The Meta-owned messaging app announced it "caught and disrupted spear phishing attempts linked to NSO" after an investigation triggered by user reports. The mechanics were straightforward but calculated: attackers tried to trick people into clicking on malicious links that redirected them to external websites outside WhatsApp. On top of that, NSO-linked actors created fraudulent test accounts and groups within the app — all of which WhatsApp says it identified and shut down.
NSO Group did not respond to requests for comment.
How the Attack Worked — and Why It Looks Familiar
The campaign WhatsApp uncovered isn't without precedent. The attacks closely mirror a phishing operation that surfaced in Jordan in 2024, where users were lured into clicking malicious links that ultimately delivered NSO's Pegasus spyware directly onto their devices.
Pegasus isn't your average piece of malware. It's the kind of tool that can silently compromise a phone, giving operators access to messages, calls, location data — essentially everything. And it's been deployed, according to a decade's worth of documentation from security researchers and journalists, against some of the most vulnerable people imaginable: journalists, dissidents, human rights workers, political opponents.
The Court Order NSO Is Accused of Violating
What makes this latest campaign particularly significant is the legal context it sits inside.
Last year, as part of a long-running lawsuit WhatsApp launched against NSO, a court issued a permanent injunction ordering NSO to stop targeting WhatsApp and its users. WhatsApp says this new phishing campaign is a direct violation of that injunction. As a result, it has filed for a contempt order against NSO — a serious escalation that signals WhatsApp isn't treating this as business as usual.
The lawsuit itself traces back to 2019, when NSO carried out a mass-hacking operation that compromised more than 1,400 WhatsApp users. After discovering the campaign, WhatsApp notified the victims and took NSO to court. A jury eventually ordered NSO to pay $167 million in damages — a number that was later reduced to $4 million.
The Bigger Picture: Years of Documented Abuse
This isn't a single incident. It's one chapter in a much longer story.

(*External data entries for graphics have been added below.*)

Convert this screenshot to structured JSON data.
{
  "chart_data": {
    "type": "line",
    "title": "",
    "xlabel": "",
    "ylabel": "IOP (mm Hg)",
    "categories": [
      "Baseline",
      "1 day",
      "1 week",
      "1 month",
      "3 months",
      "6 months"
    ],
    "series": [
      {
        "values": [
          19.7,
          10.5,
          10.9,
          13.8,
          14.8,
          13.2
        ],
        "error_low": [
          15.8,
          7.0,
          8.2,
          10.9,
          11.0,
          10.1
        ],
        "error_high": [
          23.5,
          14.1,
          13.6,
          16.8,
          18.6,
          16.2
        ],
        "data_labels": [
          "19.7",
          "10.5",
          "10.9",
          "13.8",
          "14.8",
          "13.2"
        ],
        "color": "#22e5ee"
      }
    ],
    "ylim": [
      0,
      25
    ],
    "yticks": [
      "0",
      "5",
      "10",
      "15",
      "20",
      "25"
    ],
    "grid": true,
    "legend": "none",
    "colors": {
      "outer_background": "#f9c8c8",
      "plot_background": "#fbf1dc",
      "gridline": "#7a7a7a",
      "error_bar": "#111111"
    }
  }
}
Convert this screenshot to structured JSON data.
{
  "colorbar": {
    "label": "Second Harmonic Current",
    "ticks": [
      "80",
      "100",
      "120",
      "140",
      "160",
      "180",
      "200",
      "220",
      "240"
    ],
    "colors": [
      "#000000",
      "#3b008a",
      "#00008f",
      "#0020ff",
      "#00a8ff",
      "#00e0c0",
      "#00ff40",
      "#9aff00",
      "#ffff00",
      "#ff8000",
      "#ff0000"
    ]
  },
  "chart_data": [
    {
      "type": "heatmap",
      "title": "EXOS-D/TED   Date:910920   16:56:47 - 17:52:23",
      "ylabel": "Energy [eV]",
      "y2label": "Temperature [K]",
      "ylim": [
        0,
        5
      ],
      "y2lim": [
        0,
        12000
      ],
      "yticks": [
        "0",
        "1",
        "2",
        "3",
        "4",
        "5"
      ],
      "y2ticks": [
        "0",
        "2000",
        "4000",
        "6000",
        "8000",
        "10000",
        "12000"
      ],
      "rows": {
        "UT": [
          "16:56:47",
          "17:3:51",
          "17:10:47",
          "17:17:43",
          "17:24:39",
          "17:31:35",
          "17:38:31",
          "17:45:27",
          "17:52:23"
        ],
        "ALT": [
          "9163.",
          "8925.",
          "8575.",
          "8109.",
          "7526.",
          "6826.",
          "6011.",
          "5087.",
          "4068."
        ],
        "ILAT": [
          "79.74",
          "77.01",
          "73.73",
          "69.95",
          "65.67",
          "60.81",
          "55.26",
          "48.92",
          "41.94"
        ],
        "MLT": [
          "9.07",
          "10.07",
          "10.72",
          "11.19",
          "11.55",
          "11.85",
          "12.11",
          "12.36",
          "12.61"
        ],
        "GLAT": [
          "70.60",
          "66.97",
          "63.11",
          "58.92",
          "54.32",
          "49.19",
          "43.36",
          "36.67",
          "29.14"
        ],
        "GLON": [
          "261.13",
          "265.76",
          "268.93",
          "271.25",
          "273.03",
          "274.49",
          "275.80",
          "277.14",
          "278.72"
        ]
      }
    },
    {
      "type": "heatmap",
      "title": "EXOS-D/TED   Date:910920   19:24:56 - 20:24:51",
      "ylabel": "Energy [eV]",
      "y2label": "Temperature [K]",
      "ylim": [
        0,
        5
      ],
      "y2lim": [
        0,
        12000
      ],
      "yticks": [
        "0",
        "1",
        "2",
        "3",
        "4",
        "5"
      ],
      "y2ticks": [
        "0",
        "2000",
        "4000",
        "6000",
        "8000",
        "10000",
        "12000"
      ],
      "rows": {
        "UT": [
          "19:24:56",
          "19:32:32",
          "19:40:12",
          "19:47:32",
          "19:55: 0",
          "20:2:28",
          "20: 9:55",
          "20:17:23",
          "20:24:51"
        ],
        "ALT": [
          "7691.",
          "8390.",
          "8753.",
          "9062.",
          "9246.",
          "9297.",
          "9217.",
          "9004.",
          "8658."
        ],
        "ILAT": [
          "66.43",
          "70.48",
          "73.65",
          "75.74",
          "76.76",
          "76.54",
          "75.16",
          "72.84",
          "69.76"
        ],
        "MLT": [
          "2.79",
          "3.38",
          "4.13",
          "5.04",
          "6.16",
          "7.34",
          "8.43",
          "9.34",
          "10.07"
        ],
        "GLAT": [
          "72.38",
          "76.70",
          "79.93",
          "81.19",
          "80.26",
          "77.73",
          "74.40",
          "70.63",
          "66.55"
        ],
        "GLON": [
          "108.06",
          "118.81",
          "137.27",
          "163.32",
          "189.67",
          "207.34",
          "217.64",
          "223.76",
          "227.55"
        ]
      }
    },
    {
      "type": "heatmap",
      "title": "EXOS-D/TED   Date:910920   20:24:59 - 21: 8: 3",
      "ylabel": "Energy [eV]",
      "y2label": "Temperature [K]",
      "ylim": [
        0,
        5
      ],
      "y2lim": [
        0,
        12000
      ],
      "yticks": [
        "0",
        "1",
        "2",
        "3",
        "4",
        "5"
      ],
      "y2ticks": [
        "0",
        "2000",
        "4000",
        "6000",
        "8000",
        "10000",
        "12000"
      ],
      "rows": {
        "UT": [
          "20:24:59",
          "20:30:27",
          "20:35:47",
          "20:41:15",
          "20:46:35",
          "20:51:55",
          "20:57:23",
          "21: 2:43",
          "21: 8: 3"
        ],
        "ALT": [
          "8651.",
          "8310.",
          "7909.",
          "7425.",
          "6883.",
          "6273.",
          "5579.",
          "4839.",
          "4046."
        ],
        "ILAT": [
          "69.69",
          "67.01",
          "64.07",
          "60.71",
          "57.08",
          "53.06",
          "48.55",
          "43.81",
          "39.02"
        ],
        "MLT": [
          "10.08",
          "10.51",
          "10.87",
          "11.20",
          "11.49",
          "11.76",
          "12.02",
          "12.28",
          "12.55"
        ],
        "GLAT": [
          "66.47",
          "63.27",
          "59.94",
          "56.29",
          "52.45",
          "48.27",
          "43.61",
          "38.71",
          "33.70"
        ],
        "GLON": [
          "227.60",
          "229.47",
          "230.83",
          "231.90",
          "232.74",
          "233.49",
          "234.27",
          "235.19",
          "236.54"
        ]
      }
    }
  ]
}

Over the past decade, tech companies, security researchers, and journalists have built up an overwhelming body of evidence showing how government clients wielded NSO's tools to go after people who posed no security threat — only a political or journalistic one. WhatsApp has been one of the most aggressive corporate actors in pushing back, doing everything from publicly exposing hacking campaigns and notifying affected users, to filing lawsuits and rolling out opt-in security features specifically designed to make devices harder to penetrate with powerful government-grade spyware like Pegasus.
The U.S. government has applied pressure too. NSO landed on the Commerce Department's trade blocklist, joining other spyware firms like Intellexa — whose founder faced direct sanctions — as entities the U.S. won't do business with.
NSO's American Ambitions, and the Blocklist That Won't Budge
Here's where things get complicated. Last year, a group of American investors acquired NSO Group with a clear goal in mind: clean up its reputation and make a play for the U.S. market. There were even lobbying efforts aimed at getting the U.S. government to lift its restrictions on the company.
But as of now, NSO remains on the Commerce Department blocklist. And with WhatsApp's contempt filing adding fresh legal pressure, that path to American legitimacy looks considerably rockier than the new owners might have hoped.